Tuesday 19 February 2013

somebody put me together....

Ever heard of an iliotibial band?

Nah. Me neither. Well, until about 0730 this morning anyway.

Yes. You’ve guessed it: I'm injured again. You might remember that I was moaning about a minor case of knee ouch a few months ago, but that moaning was soon superseded by much more whining about calf ouch and tendon-under-the-foot ouch. Well, it seems the knee ouch is back with a vengeance.

So what is the iliotibial band, I hear you cry. Is it a muscle?

Well, thanks for asking. As it happens, the IT band is not a muscle. It is a thick band of tissue called fascia that starts on the outside of the hip, passes down the outside of the thigh and inserts into the side of the patella (knee cap) and the tibia, (shin bone). It helps to stabilise the knee joint. Fascia is a sheath-like tissue that surrounds muscles. The ITB has the tensile strength of soft steel, which explains why it is so difficult to mobilize. As well as arising from the iliac crest, (hip bone) the ITB attaches into the gluteal muscles at the back and tensor facia lata muscle at the front. When these muscles contract, they increase tension on the band. Often, one muscle dominates the movement pattern causing an imbalance to occur, which may lead to injury.

Well, it may have the tensile strength of steel, but apparently I've still knackered mine. The one in my left leg anyway.

Why does it hurt? Well, I’m glad you asked that too.

It hurts because, as the knee bends, tension acting on the band, causes it to be pulled backwards over the lateral femoral epicondyle, (a bony prominence of the thigh bone on the outside of the knee). When the knee straightens, tension on the band pulls it forward again. A thin bursa, or fluid filled sac, separates the ITB from the femoral epicondyle, to decrease friction between these structures. Repetitive bending and straightening of the knee can cause inflammation of the bursa and the band itself, or irritation of the bone due to recurrent rubbing or impingement. For me, weekly mileage interacted with a combination of biomechanical issues, training strategies, and the variables imposed by my own particular specific muscle imbalances; once a critical threshold is met, tissue breakdown occurs and you have knee ouch. It is not necessary to sustain a specific traumatic injury to the knee for the ITB to become a problem.

A recap: one of the things caused by my MS is a weakening of the left-hand side of my body. When I get tired, I seem to “drop” a leg. As I do a fair bit of running, this seems to be causing mechanical issues in that side of my body: cramps in my calves; micro-tears in the cartilage of the knee; plantar fasciitis. Now, apparently, it’s affecting my ITB. Why now? Well, the day after we got back from holiday, I went on an 8.5 mile run. After about 5.5. miles, I could feel that my left leg had “dropped”. Clearly, I was still 3.5 miles from home, so I had little choice but to carry on, adjusting my running style so that I was “carrying” the dropped leg.

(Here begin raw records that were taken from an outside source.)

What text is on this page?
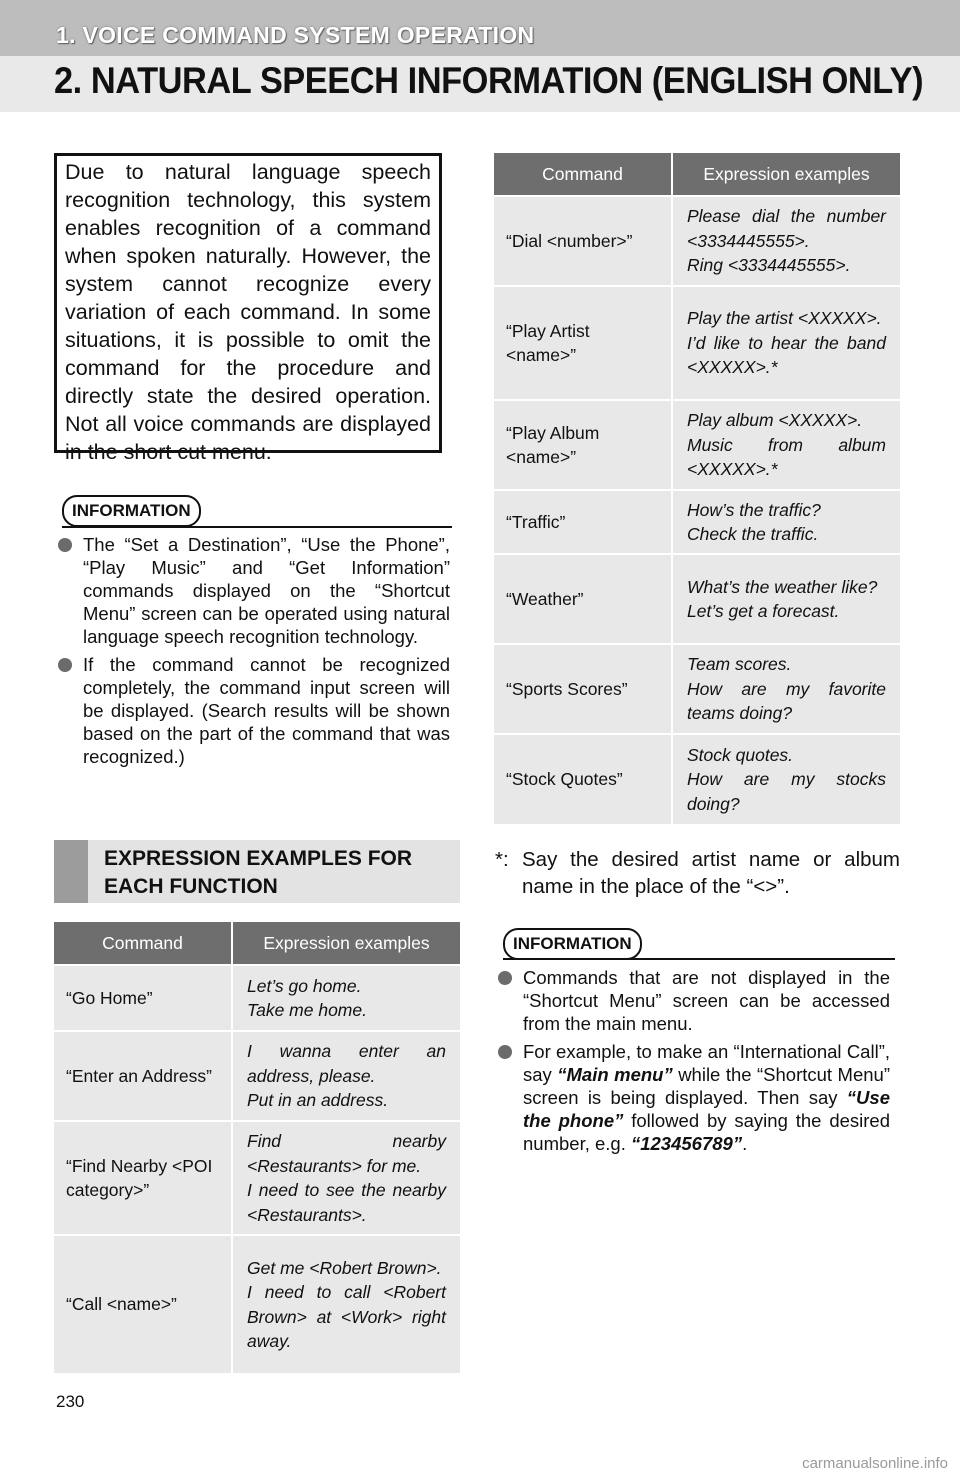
1. VOICE COMMAND SYSTEM OPERATION
2. NATURAL SPEECH INFORMATION (ENGLISH ONLY)

Due to natural language speech recognition technology, this system enables recognition of a command when spoken naturally. However, the system cannot recognize every variation of each command. In some situations, it is possible to omit the command for the procedure and directly state the desired operation. Not all voice commands are displayed in the short cut menu.

INFORMATION
The “Set a Destination”, “Use the Phone”, “Play Music” and “Get Information” commands displayed on the “Shortcut Menu” screen can be operated using natural language speech recognition technology.
If the command cannot be recognized completely, the command input screen will be displayed. (Search results will be shown based on the part of the command that was recognized.)
EXPRESSION EXAMPLES FOR
EACH FUNCTION
Command	Expression examples
“Go Home”	Let’s go home.
Take me home.
“Enter an Address”	I wanna enter an address, please.
Put in an address.
“Find Nearby <POI category>”	Find nearby <Restaurants> for me.
I need to see the nearby <Restaurants>.
“Call <name>”	Get me <Robert Brown>.
I need to call <Robert Brown> at <Work> right away.
Command	Expression examples
“Dial <number>”	Please dial the number <3334445555>.
Ring <3334445555>.
“Play Artist <name>”	Play the artist <XXXXX>.
I’d like to hear the band <XXXXX>.*
“Play Album <name>”	Play album <XXXXX>.
Music from album <XXXXX>.*
“Traffic”	How’s the traffic?
Check the traffic.
“Weather”	What’s the weather like?
Let’s get a forecast.
“Sports Scores”	Team scores.
How are my favorite teams doing?
“Stock Quotes”	Stock quotes.
How are my stocks doing?
*: Say the desired artist name or album name in the place of the “<>”.
INFORMATION
Commands that are not displayed in the “Shortcut Menu” screen can be accessed from the main menu.
For example, to make an “International Call”, say “Main menu” while the “Shortcut Menu” screen is being displayed. Then say “Use the phone” followed by saying the desired number, e.g. “123456789”.
230
carmanualsonline.info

It didn’t feel too bad at the time, but I could feel a twinge in my knee on my next couple of (shorter) runs. I’ve learned to ignore the messages coming from my body, so I just kept going. I went on an 8 mile run this Sunday, and although it didn’t hurt whilst I was running, when I stopped, my whole knee stiffened up immediately, and I’ve been hobbling around ever since.

As I’m going skiing in 4 weeks, I was quite keen to understand what was wrong and what could be done about it. At the physio this morning, Carly confirmed that she didn’t think it was an issue with my cartilage (good – that might have required surgery) but that instead I was going to need to do some laborious stretching and rolling of my IBT to get myself back into shape. This is a sports physio clinic, so Carly has worked with plenty of runners before. She made me promise – promise – that I wouldn’t go out running before she sees me again on Friday afternoon. If I’ve been a good boy and I’ve been doing my exercises, then she might – might – allow me to go running at the weekend. Swimming is okay, but ABSOLUTELY NO RUNNING.

If I am allowed to run as a special treat at the weekend, perhaps I should avoid doing an 8-miler, eh?

Curse this weak, fallible, fragile human vessel of mine. I’m determined not to let fatigue or pins & needles or numbness stop me from running, but it seems that MS has been rather more devious than that and has devised a fiendish route to a general mechanical breakdown instead. I guess I’ll just have to swim obsessively for the next few days instead…..



  1. I've got one of those foam roller things - great for massaging the calves and itb. I'm just building my mileage back up after my last relapse - up to 6 milers and hoping to reach double figures by the summer. Good luck with the skiing, we're hoping to get a late deal at Easter - hope I can stay upright!

  2. Foam rolling a cramped calf is bad enough, but itb is a whole new level of ouch!